Amanhã os argentinos vão às urnas para eleger seu presidente, e o candidato que lidera as pesquisas é Javier Milei, do partido A Liberdade Avança. Em algumas reportagens brasileiras, Milei tem sido descrito como um candidato de direita, mas essencialmente diferente de Bolsonaro. Enquanto Bolsonaro enfatiza a agenda de costumes, Milei enfatiza a econômica.
Sua postura libertária, ultraliberal, o aproximaria mais de um Felipe D’Avila, do partido Novo, que de um Bolsonaro. Algumas posturas que adotou no passado, mais tolerantes com drogas e práticas sexuais, o qualificariam como um liberal. Essa leitura, porém, está equivocada. Milei é hoje, como ele mesmo gosta de lembrar, um paleolibertário, um candidato que combina liberalismo econômico extremo com conservadorismo moral. Uma pesquisa realizada em Buenos Aires mostra que, entre seus apoiadores, a adesão a ideias conservadoras é ampla.
Desde antes de se lançar na política institucional, Milei vem tentando conciliar a defesa do liberalismo econômico extremo com o conservadorismo moral. Isso se refletiu numa espécie de dobradinha e divisão do trabalho de combate à esquerda argentina com o cientista político Agustín Laje. Enquanto Milei fazia a batalha das ideias econômicas, Laje fazia a das ideias conservadoras.
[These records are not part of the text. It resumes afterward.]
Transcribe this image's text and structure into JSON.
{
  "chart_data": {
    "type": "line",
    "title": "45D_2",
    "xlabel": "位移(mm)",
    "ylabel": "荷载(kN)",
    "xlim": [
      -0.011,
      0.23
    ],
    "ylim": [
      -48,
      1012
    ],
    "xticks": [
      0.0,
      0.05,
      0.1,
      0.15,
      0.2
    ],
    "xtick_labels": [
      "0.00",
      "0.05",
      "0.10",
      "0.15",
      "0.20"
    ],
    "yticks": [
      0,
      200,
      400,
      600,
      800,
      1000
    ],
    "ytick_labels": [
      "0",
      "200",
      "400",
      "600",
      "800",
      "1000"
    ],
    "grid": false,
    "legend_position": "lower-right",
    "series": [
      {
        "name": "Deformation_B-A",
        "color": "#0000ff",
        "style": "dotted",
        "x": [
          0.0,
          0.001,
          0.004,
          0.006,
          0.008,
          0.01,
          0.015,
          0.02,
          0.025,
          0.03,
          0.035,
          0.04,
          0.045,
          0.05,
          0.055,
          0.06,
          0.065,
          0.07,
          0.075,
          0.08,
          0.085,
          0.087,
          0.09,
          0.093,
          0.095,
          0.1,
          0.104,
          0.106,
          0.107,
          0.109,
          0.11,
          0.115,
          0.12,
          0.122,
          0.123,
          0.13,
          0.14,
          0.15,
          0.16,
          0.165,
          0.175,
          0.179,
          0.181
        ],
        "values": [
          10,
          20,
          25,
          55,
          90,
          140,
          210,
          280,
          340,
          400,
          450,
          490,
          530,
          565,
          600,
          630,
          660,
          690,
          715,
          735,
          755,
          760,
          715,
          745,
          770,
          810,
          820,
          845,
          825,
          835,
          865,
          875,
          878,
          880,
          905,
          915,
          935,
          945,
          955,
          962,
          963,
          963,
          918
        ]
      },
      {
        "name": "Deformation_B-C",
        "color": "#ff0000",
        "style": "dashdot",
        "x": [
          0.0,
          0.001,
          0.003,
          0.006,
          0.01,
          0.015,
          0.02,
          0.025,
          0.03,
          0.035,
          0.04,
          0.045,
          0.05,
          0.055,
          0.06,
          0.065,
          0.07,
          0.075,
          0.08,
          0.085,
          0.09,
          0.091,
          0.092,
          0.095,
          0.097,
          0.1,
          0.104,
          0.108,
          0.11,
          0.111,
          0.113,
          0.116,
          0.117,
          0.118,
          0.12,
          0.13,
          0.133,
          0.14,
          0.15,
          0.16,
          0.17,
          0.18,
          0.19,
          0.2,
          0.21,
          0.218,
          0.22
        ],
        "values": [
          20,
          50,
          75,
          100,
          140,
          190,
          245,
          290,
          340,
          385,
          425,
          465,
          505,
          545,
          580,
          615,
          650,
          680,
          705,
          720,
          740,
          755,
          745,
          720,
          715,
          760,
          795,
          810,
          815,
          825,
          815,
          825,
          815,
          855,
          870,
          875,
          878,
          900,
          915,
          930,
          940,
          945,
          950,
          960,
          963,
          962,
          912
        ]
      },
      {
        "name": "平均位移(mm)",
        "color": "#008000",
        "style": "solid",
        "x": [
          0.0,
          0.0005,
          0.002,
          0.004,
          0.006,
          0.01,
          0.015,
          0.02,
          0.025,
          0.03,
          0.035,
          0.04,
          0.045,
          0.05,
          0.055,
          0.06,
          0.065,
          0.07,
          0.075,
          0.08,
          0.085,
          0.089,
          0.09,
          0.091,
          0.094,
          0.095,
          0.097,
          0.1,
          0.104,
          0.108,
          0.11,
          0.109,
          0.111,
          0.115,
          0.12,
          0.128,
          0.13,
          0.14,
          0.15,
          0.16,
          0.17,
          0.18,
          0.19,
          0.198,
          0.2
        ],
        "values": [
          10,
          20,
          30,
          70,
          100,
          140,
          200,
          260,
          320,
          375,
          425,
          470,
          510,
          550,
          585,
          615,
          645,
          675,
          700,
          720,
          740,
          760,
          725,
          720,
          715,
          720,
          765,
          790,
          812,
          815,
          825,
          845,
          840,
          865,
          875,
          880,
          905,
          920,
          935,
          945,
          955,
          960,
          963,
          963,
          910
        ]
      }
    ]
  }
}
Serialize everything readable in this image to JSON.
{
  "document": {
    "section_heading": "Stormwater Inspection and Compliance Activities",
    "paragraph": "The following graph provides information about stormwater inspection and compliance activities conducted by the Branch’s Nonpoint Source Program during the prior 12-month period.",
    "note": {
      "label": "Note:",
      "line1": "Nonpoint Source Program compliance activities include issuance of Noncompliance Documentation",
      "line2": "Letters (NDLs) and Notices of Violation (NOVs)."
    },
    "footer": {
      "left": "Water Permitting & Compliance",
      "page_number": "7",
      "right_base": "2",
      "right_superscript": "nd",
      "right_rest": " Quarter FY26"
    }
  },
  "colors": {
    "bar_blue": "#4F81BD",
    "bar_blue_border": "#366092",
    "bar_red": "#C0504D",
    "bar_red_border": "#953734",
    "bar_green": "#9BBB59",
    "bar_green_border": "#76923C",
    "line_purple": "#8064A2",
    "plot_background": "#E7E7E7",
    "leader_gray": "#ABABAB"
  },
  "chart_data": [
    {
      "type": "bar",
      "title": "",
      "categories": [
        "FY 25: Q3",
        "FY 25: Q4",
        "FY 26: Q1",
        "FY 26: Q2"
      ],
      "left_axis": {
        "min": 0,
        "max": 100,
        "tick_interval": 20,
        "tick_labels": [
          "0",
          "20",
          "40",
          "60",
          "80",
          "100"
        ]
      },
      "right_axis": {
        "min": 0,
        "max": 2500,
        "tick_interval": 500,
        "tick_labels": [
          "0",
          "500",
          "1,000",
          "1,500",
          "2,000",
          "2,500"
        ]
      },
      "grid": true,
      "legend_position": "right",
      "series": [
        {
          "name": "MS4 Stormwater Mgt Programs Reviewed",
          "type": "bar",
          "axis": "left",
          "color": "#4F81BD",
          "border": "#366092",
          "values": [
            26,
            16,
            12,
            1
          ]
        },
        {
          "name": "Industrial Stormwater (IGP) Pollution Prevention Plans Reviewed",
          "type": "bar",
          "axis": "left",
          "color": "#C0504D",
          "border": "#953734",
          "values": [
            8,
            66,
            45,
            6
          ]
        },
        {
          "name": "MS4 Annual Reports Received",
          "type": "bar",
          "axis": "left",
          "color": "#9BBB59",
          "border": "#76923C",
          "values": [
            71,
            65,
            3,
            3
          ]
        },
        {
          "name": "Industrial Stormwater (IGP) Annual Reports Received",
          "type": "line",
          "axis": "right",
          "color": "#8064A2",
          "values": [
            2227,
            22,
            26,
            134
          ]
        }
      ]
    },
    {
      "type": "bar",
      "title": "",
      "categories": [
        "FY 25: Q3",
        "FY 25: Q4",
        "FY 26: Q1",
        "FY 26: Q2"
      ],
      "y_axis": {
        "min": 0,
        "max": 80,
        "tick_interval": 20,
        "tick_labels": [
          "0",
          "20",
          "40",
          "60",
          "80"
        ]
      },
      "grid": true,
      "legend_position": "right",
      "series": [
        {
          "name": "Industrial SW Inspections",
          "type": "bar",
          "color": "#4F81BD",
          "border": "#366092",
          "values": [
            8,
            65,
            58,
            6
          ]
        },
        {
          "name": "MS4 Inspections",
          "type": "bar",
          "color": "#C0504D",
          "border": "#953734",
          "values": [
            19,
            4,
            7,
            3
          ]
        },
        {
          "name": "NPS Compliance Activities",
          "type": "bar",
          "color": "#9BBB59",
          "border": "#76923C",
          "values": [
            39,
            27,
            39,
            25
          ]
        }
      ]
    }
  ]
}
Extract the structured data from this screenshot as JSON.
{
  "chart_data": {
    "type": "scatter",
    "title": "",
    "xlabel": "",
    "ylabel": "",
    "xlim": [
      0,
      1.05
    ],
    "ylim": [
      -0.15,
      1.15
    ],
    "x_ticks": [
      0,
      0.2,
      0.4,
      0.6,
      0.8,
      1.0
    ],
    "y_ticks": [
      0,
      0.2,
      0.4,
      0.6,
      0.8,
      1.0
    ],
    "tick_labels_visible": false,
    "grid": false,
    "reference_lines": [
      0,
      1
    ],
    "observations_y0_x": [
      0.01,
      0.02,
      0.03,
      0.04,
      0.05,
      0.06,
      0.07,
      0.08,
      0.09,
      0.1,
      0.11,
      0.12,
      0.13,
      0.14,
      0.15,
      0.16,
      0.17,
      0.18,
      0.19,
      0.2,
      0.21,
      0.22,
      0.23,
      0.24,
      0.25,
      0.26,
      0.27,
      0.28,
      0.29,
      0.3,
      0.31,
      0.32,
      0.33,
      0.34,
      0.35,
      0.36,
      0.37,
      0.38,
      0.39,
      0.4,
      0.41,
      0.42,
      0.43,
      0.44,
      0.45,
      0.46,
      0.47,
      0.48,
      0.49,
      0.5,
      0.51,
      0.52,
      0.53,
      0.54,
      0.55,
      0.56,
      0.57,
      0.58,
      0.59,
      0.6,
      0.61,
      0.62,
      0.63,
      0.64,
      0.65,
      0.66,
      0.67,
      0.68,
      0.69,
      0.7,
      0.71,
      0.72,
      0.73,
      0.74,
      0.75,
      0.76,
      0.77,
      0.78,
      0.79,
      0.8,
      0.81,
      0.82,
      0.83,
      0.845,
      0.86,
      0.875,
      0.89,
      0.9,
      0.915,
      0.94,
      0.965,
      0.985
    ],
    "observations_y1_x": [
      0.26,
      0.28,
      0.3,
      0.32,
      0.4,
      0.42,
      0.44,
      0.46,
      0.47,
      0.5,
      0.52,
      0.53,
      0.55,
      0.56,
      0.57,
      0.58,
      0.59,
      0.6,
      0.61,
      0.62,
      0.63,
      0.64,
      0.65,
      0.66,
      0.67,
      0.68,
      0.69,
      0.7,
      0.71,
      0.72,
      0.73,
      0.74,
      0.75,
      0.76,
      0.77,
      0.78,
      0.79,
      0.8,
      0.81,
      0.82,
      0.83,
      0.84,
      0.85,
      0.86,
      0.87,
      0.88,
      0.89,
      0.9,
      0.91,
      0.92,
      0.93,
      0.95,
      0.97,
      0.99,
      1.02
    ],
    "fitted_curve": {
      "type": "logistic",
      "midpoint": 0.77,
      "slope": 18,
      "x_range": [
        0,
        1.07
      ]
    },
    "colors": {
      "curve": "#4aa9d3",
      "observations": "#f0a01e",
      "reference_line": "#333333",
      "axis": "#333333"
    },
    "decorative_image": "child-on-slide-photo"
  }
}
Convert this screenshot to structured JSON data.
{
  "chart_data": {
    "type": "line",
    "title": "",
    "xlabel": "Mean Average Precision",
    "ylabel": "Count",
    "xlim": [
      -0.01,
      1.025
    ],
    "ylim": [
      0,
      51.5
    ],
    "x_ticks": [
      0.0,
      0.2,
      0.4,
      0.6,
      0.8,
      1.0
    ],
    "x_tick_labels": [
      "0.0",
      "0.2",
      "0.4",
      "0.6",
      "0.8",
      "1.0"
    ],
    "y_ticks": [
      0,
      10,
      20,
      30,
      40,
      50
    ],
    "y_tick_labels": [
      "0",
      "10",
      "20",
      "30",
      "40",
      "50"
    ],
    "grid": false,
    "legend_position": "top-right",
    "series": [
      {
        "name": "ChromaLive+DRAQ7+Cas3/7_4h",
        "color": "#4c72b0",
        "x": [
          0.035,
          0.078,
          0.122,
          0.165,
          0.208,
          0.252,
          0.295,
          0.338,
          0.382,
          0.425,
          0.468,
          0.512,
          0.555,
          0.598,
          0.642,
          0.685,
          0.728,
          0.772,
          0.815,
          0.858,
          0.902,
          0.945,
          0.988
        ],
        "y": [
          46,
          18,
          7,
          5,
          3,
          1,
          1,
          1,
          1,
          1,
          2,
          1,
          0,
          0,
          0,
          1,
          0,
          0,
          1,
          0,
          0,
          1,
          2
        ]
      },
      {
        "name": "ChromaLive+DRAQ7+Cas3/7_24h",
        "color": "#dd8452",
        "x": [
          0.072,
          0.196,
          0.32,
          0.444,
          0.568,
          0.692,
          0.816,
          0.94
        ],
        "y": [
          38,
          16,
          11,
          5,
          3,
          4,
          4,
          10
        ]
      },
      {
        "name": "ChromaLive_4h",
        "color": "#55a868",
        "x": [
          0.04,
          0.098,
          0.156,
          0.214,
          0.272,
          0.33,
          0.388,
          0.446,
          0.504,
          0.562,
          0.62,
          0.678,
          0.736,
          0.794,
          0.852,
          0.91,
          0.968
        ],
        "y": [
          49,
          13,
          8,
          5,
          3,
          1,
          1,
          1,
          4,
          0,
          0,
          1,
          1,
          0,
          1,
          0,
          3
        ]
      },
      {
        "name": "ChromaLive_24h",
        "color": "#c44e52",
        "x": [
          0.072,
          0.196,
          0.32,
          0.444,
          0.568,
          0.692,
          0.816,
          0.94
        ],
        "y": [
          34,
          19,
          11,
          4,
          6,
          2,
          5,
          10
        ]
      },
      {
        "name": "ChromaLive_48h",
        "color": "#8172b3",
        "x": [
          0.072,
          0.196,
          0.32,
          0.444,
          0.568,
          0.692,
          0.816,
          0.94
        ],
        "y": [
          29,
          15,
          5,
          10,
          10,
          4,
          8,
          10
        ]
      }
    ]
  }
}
A ênfase na economia marcou toda a campanha. Ele entende, afinal, que a proposta de dolarização é o pilar de sua candidatura. Embora heterodoxa e arriscada, sabe que é a única proposta “diferente” e inovadora para enfrentar a crise de pobreza e inflação que atravessa o país. Por esse motivo, é equivocado pensar que o voto em Milei é de protesto, um “voto bronca”. É exatamente o contrário: um voto de esperança.
Sem deixar que as questões econômicas perdessem centralidade, Milei foi incorporando elementos das guerras culturais à campanha. Atacou a educação sexual nas escolas e criticou o ensino da “ideologia de gênero” pelos professores. Defendeu revisar para baixo a estimativa de militantes de esquerda assassinados pela ditadura nos anos 1970. Defendeu a posse de armas pelos cidadãos “de bem” e que os militares passassem a atuar na segurança pública, como nas operações de Garantia da Lei e da Ordem brasileiras. Propôs também rever a legalização do aborto e punir com dureza o consumo de drogas. Está se convertendo ao judaísmo e adotou como lema de campanha “As forças que vêm do céu”, referência ao versículo Macabeus 3:19.
Com essas questões em mente e em parceria com colegas argentinos da Universidade de Lanús, coordenei uma pesquisa de opinião ouvindo os apoiadores de Milei que foram ao comício de encerramento da campanha na quarta-feira, em Buenos Aires.
Foi muito diferente de um comício de Bolsonaro. Para começar, a maioria eram jovens e adolescentes. Setenta por cento dos participantes tinham menos de 34 anos. Isso destoa bastante das mobilizações bolsonaristas, dominadas por homens na faixa dos 40 e 50 anos, com grande presença de idosos. Chama também a atenção o perfil de renda, com muitos jovens mestiços vindos de bairros e cidades periféricas. Há muito tempo o voto na Argentina é segmentado. Os pobres votam no peronismo e as classes médias no antiperonismo. Milei atropelou esse corte de classe e renda, ganhando apoio transversal em todos os estratos sociais.
Mas, se na demografia os mileístas mobilizados são diferentes dos bolsonaristas, na opinião são semelhantes. Fizemos um questionário que retrata opiniões amplamente aceitas entre bolsonaristas, críticas às elites culturais. O questionário buscava medir a desconfiança na atuação de professores, ONGs de direitos humanos, artistas e jornalistas. Setenta e um por cento dos mileístas presentes concordaram com a afirmação “os direitos humanos atrapalham o combate ao crime”; 64% com a afirmação “nas escolas se ensinam temas que contrariam os valores das famílias”; 49% com a afirmação “os artistas não respeitam os valores morais da nação”; e 96% com a afirmação “a internet permite descobrir verdades que os jornais e a TV querem esconder”.
Não é possível generalizar esses dados, coletados com o núcleo da militância, para setores mais amplos do eleitorado, mas eles dão pistas de que, a despeito da ênfase econômica, o fenômeno Milei está também ligado às guerras culturais entre conservadores e progressistas travadas nas mídias sociais. Se Milei ganhar as eleições de amanhã, poderemos ver se consolidar na Argentina um fenômeno social não muito diferente do bolsonarismo.
Pablo Ortellado é um filósofo, professor universitário e colunista do jornal O Globo. Dá aulas de Gestão de Políticas Públicas na Universidade de São Paulo.